VYPR
← All advisories
High severityNVD Advisory· Published Jun 6, 2024· Updated Aug 1, 2024

Cross-site Scripting (XSS) in SAML metadata endpoint in lunary-ai/lunary

CVE-2024-5478

Description

A Cross-site Scripting (XSS) vulnerability exists in the SAML metadata endpoint /auth/saml/${org?.id}/metadata of lunary-ai/lunary version 1.2.7. The vulnerability arises due to the application's failure to escape or validate the orgId parameter supplied by the user before incorporating it into the generated response. Specifically, the endpoint generates XML responses for SAML metadata, where the orgId parameter is directly embedded into the XML structure without proper sanitization or validation. This flaw allows an attacker to inject arbitrary JavaScript code into the generated SAML metadata page, leading to potential theft of user cookies or authentication tokens.

AI Insight

LLM-synthesized narrative grounded in this CVE's description and references.

XSS in lunary-ai/lunary SAML metadata endpoint due to unsanitized orgId allows attacker to inject arbitrary JavaScript.

Vulnerability

A Cross-site Scripting (XSS) vulnerability exists in the SAML metadata endpoint /auth/saml/${org?.id}/metadata of lunary-ai/lunary version 1.2.7. The flaw arises because the application fails to escape or validate the orgId parameter before incorporating it into the generated XML response. This allows an attacker to inject arbitrary JavaScript code into the SAML metadata page [1][2].

Exploitation

An attacker can craft a malicious orgId parameter containing JavaScript code. When a user visits the affected endpoint with the crafted parameter, the script executes in the context of the SAML metadata page. No authentication is required to trigger the vulnerability, as the attacker only needs to trick a victim into clicking a specially crafted link [1].

Impact

Successful exploitation allows the attacker to execute arbitrary JavaScript in the victim's browser. This can lead to theft of user cookies or authentication tokens, potentially resulting in account takeover or unauthorized access [2].

Mitigation

The vendor has addressed this issue in a subsequent release. Users should upgrade to the latest version of lunary-ai/lunary. No workarounds are available [2].

References
  1. NVD - CVE-2024-5478
  2. The world’s first bug bounty platform for AI/ML

AI Insight generated on May 20, 2026. Synthesized from this CVE's description and the cited reference URLs; citations are validated against the source bundle.

Affected packages

Versions sourced from the GitHub Security Advisory.
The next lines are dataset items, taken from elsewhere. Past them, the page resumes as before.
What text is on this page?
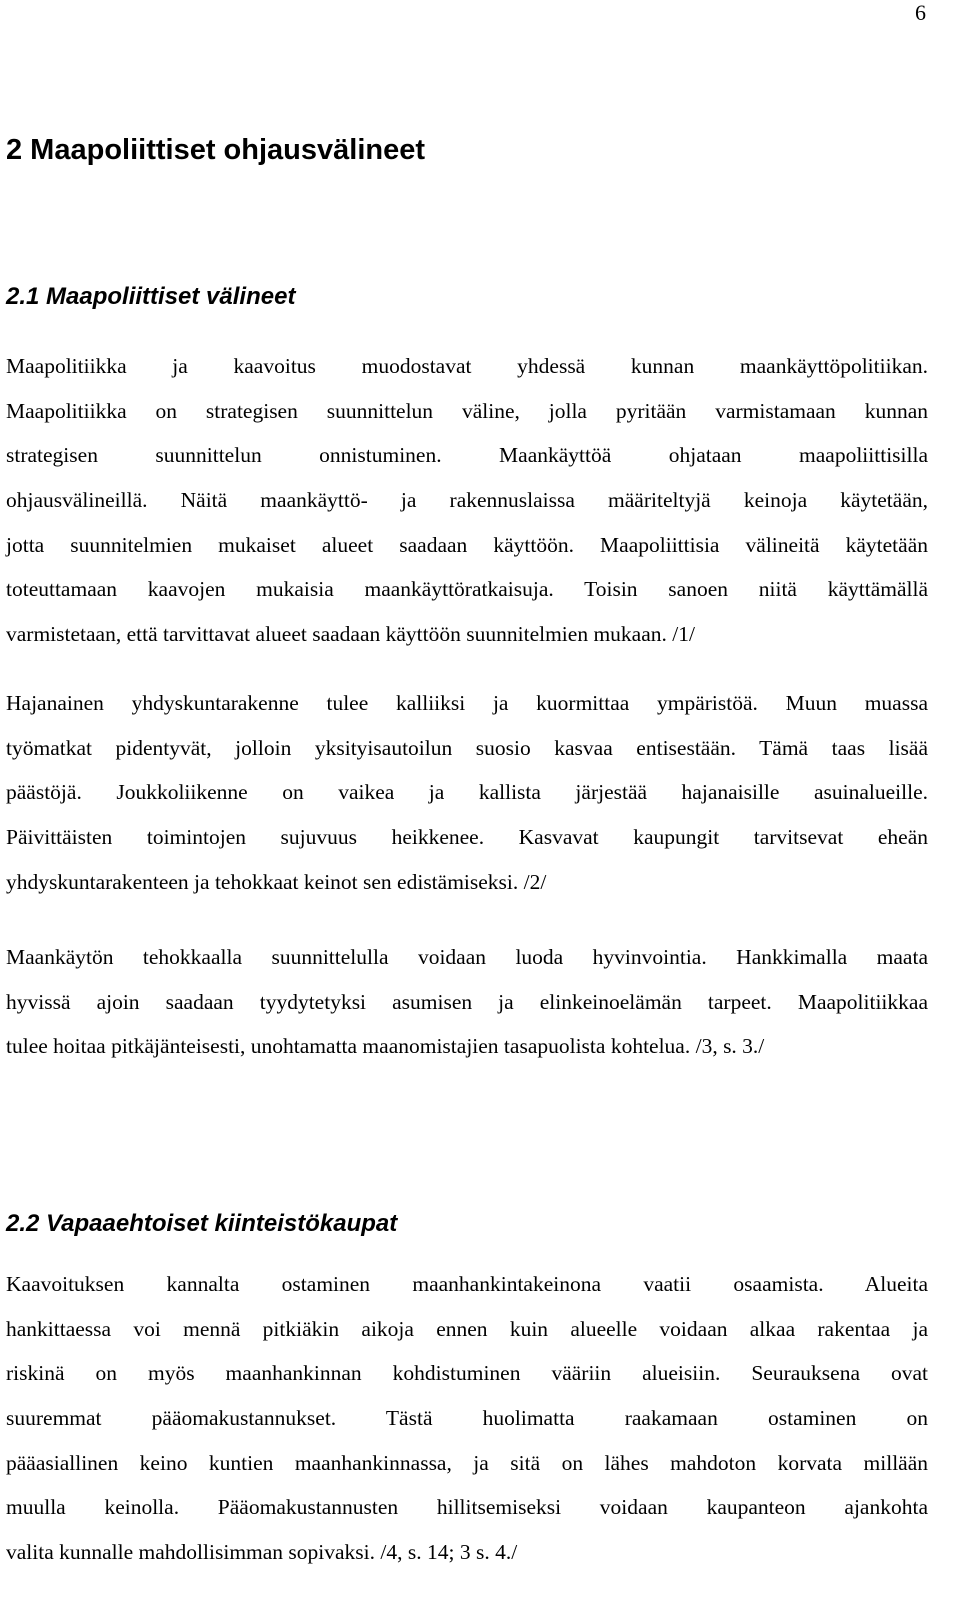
6
2 Maapoliittiset ohjausvälineet
2.1 Maapoliittiset välineet

Maapolitiikka ja kaavoitus muodostavat yhdessä kunnan maankäyttöpolitiikan.
Maapolitiikka on strategisen suunnittelun väline, jolla pyritään varmistamaan kunnan
strategisen suunnittelun onnistuminen. Maankäyttöä ohjataan maapoliittisilla
ohjausvälineillä. Näitä maankäyttö- ja rakennuslaissa määriteltyjä keinoja käytetään,
jotta suunnitelmien mukaiset alueet saadaan käyttöön. Maapoliittisia välineitä käytetään
toteuttamaan kaavojen mukaisia maankäyttöratkaisuja. Toisin sanoen niitä käyttämällä
varmistetaan, että tarvittavat alueet saadaan käyttöön suunnitelmien mukaan. /1/

Hajanainen yhdyskuntarakenne tulee kalliiksi ja kuormittaa ympäristöä. Muun muassa
työmatkat pidentyvät, jolloin yksityisautoilun suosio kasvaa entisestään. Tämä taas lisää
päästöjä. Joukkoliikenne on vaikea ja kallista järjestää hajanaisille asuinalueille.
Päivittäisten toimintojen sujuvuus heikkenee. Kasvavat kaupungit tarvitsevat eheän
yhdyskuntarakenteen ja tehokkaat keinot sen edistämiseksi. /2/

Maankäytön tehokkaalla suunnittelulla voidaan luoda hyvinvointia. Hankkimalla maata
hyvissä ajoin saadaan tyydytetyksi asumisen ja elinkeinoelämän tarpeet. Maapolitiikkaa
tulee hoitaa pitkäjänteisesti, unohtamatta maanomistajien tasapuolista kohtelua. /3, s. 3./

2.2 Vapaaehtoiset kiinteistökaupat

Kaavoituksen kannalta ostaminen maanhankintakeinona vaatii osaamista. Alueita
hankittaessa voi mennä pitkiäkin aikoja ennen kuin alueelle voidaan alkaa rakentaa ja
riskinä on myös maanhankinnan kohdistuminen vääriin alueisiin. Seurauksena ovat
suuremmat pääomakustannukset. Tästä huolimatta raakamaan ostaminen on
pääasiallinen keino kuntien maanhankinnassa, ja sitä on lähes mahdoton korvata millään
muulla keinolla. Pääomakustannusten hillitsemiseksi voidaan kaupanteon ajankohta
valita kunnalle mahdollisimman sopivaksi. /4, s. 14; 3 s. 4./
PackageAffected versionsPatched versions
lunarynpm
<= 1.2.7

Affected products

2
  • ghsa-coords
    pkg:npm/lunary
    Range: <= 1.2.7
  • lunary-ai/lunary-ai/lunaryv5
    Range: unspecified

Patches

0

No patches discovered yet.

Vulnerability mechanics

AI mechanics synthesis has not run for this CVE yet.

References

4

News mentions

0

No linked articles in our index yet.